The company’s “Genentech moment” came at the end of 2022 when scientists engineered yeast cells to synthetically produce vinblastine, a complex small molecule used to treat childhood leukemia, he reports. The process involved 31 enzymatic reactions and adding approximately 100,000 DNA bases into the yeast genome and knocking out a lot of other genes as well. At the time, “it was the most extensive assembly line of small molecule chemistry that had ever been made in baker’s yeast,” and the title likely still stands. 

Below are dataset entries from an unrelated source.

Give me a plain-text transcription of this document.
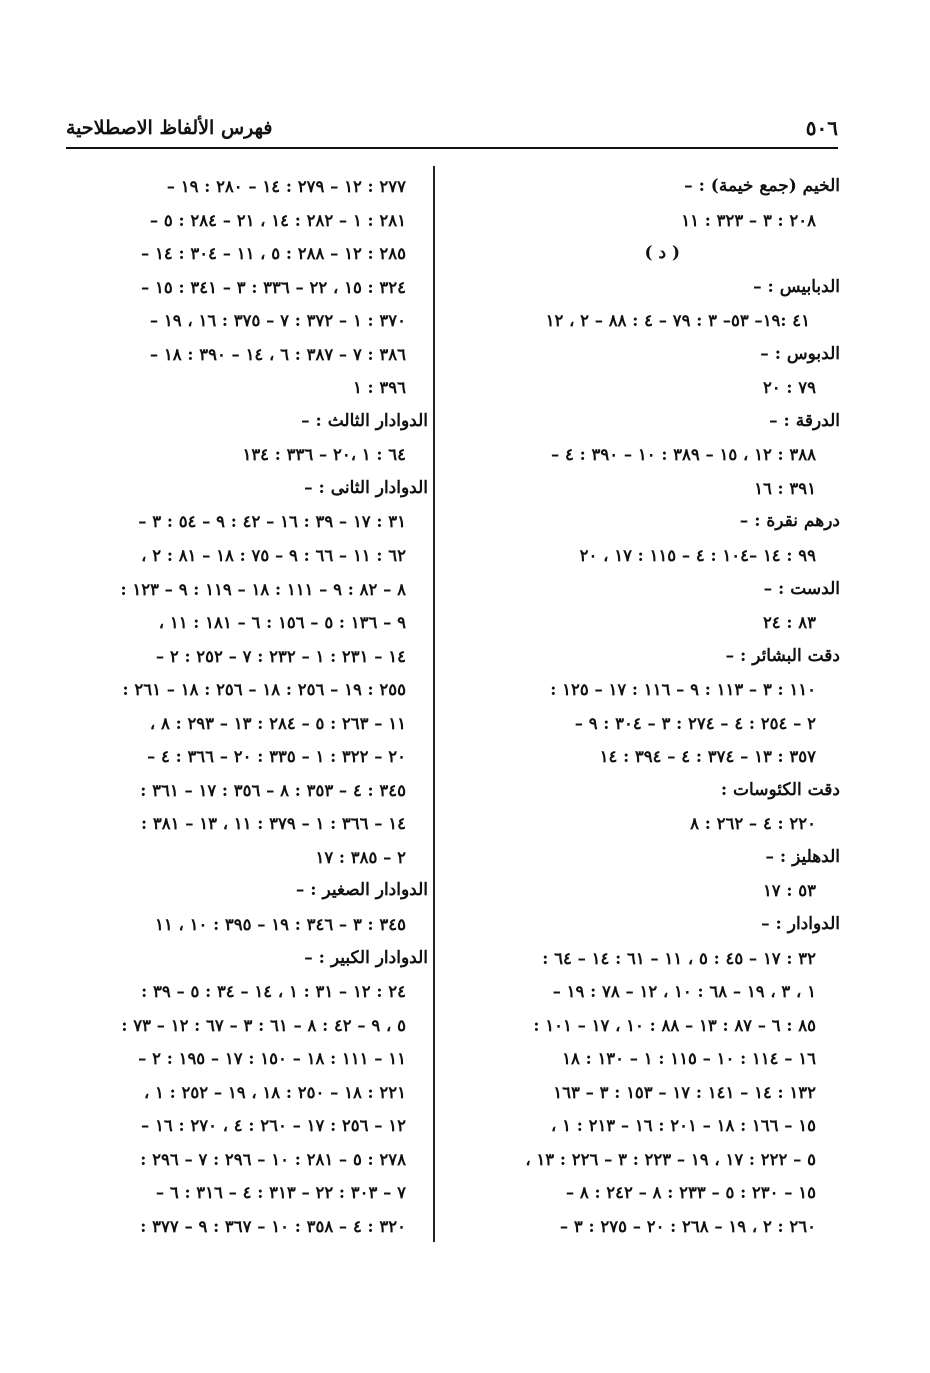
٥٠٦
فهرس الألفاظ الاصطلاحية
الخيم (جمع خيمة) : –
٢٠٨ : ٣ – ٣٢٣ : ١١
( د )
الدبابيس : –
٤١ :١٩– ٥٣– ٣ : ٧٩ – ٤ : ٨٨ – ٢ ، ١٢
الدبوس : –
٧٩ : ٢٠
الدرقة : –
٣٨٨ : ١٢ ، ١٥ – ٣٨٩ : ١٠ – ٣٩٠ : ٤ –
٣٩١ : ١٦
درهم نقرة : –
٩٩ : ١٤ –١٠٤ : ٤ – ١١٥ : ١٧ ، ٢٠
الدست : –
٨٣ : ٢٤
دقت البشائر : –
١١٠ : ٣ – ١١٣ : ٩ – ١١٦ : ١٧ – ١٢٥ :
٢ – ٢٥٤ : ٤ – ٢٧٤ : ٣ – ٣٠٤ : ٩ –
٣٥٧ : ١٣ – ٣٧٤ : ٤ – ٣٩٤ : ١٤
دقت الكئوسات :
٢٢٠ : ٤ – ٢٦٢ : ٨
الدهليز : –
٥٣ : ١٧
الدوادار : –
٣٢ : ١٧ – ٤٥ : ٥ ، ١١ – ٦١ : ١٤ – ٦٤ :
١ ، ٣ ، ١٩ – ٦٨ : ١٠ ، ١٢ – ٧٨ : ١٩ –
٨٥ : ٦ – ٨٧ : ١٣ – ٨٨ : ١٠ ، ١٧ – ١٠١ :
١٦ – ١١٤ : ١٠ – ١١٥ : ١ – ١٣٠ : ١٨
١٣٢ : ١٤ – ١٤١ : ١٧ – ١٥٣ : ٣ – ١٦٣
١٥ – ١٦٦ : ١٨ – ٢٠١ : ١٦ – ٢١٣ : ١ ،
٥ – ٢٢٢ : ١٧ ، ١٩ – ٢٢٣ : ٣ – ٢٢٦ : ١٣ ،
١٥ – ٢٣٠ : ٥ – ٢٣٣ : ٨ – ٢٤٢ : ٨ –
٢٦٠ : ٢ ، ١٩ – ٢٦٨ : ٢٠ – ٢٧٥ : ٣ –
٢٧٧ : ١٢ – ٢٧٩ : ١٤ – ٢٨٠ : ١٩ –
٢٨١ : ١ – ٢٨٢ : ١٤ ، ٢١ – ٢٨٤ : ٥ –
٢٨٥ : ١٢ – ٢٨٨ : ٥ ، ١١ – ٣٠٤ : ١٤ –
٣٢٤ : ١٥ ، ٢٢ – ٣٣٦ : ٣ – ٣٤١ : ١٥ –
٣٧٠ : ١ – ٣٧٢ : ٧ – ٣٧٥ : ١٦ ، ١٩ –
٣٨٦ : ٧ – ٣٨٧ : ٦ ، ١٤ – ٣٩٠ : ١٨ –
٣٩٦ : ١
الدوادار الثالث : –
٦٤ : ١ ،٢٠ – ٣٣٦ : ١٣٤
الدوادار الثانى : –
٣١ : ١٧ – ٣٩ : ١٦ – ٤٢ : ٩ – ٥٤ : ٣ –
٦٢ : ١١ – ٦٦ : ٩ – ٧٥ : ١٨ – ٨١ : ٢ ،
٨ – ٨٢ : ٩ – ١١١ : ١٨ – ١١٩ : ٩ – ١٢٣ :
٩ – ١٣٦ : ٥ – ١٥٦ : ٦ – ١٨١ : ١١ ،
١٤ – ٢٣١ : ١ – ٢٣٢ : ٧ – ٢٥٢ : ٢ –
٢٥٥ : ١٩ – ٢٥٦ : ١٨ – ٢٥٦ : ١٨ – ٢٦١ :
١١ – ٢٦٣ : ٥ – ٢٨٤ : ١٣ – ٢٩٣ : ٨ ،
٢٠ – ٣٢٢ : ١ – ٣٣٥ : ٢٠ – ٣٦٦ : ٤ –
٣٤٥ : ٤ – ٣٥٣ : ٨ – ٣٥٦ : ١٧ – ٣٦١ :
١٤ – ٣٦٦ : ١ – ٣٧٩ : ١١ ، ١٣ – ٣٨١ :
٢ – ٣٨٥ : ١٧
الدوادار الصغير : –
٣٤٥ : ٣ – ٣٤٦ : ١٩ – ٣٩٥ : ١٠ ، ١١
الدوادار الكبير : –
٢٤ : ١٢ – ٣١ : ١ ، ١٤ – ٣٤ : ٥ – ٣٩ :
٥ ، ٩ – ٤٢ : ٨ – ٦١ : ٣ – ٦٧ : ١٢ – ٧٣ :
١١ – ١١١ : ١٨ – ١٥٠ : ١٧ – ١٩٥ : ٢ –
٢٢١ : ١٨ – ٢٥٠ : ١٨ ، ١٩ – ٢٥٢ : ١ ،
١٢ – ٢٥٦ : ١٧ – ٢٦٠ : ٤ ، ٢٧٠ : ١٦ –
٢٧٨ : ٥ – ٢٨١ : ١٠ – ٢٩٦ : ٧ – ٢٩٦ :
٧ – ٣٠٣ : ٢٢ – ٣١٣ : ٤ – ٣١٦ : ٦ –
٣٢٠ : ٤ – ٣٥٨ : ١٠ – ٣٦٧ : ٩ – ٣٧٧ :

The company raised about $10 million in soft funding prior to launch, and in September 2023 received its first $3 million pre-seed round of venture capital, topped off with a grant from the European Research Council, Jensen says. Biomia is currently in its second fundraising round targeting the nomination of the company’s first development candidate and early, investigational-new-drug-enabling studies. 

Although still in pre-commercial mode, the short-term business strategy is to forge partnerships with medium to large pharma companies, preferably with established CNS teams, to help “drive forward some of the assets that we have already derisked,” he says. Longer term, Biomia could help optimize some of the assets of pharma companies and co-develop those compounds through early- to late-stage clinical trials. 

Bigger picture, it’ll be important to reflect on the “broken logic” currently at play in drug discovery and development globally, says Jensen. “We are still looking at timelines of 10 years, budgets on the upside of $2 billion, and failure rates that are hovering above 90% in the clinical stages. That needs to change, and I think starting from molecules that have therapeutic efficacy in humans for complex indications such as CNS puts Biomia, and a handful of other companies, in a favorable position for bringing forward novel, safe, and efficacious drug candidates for the benefit of patients and caregivers.”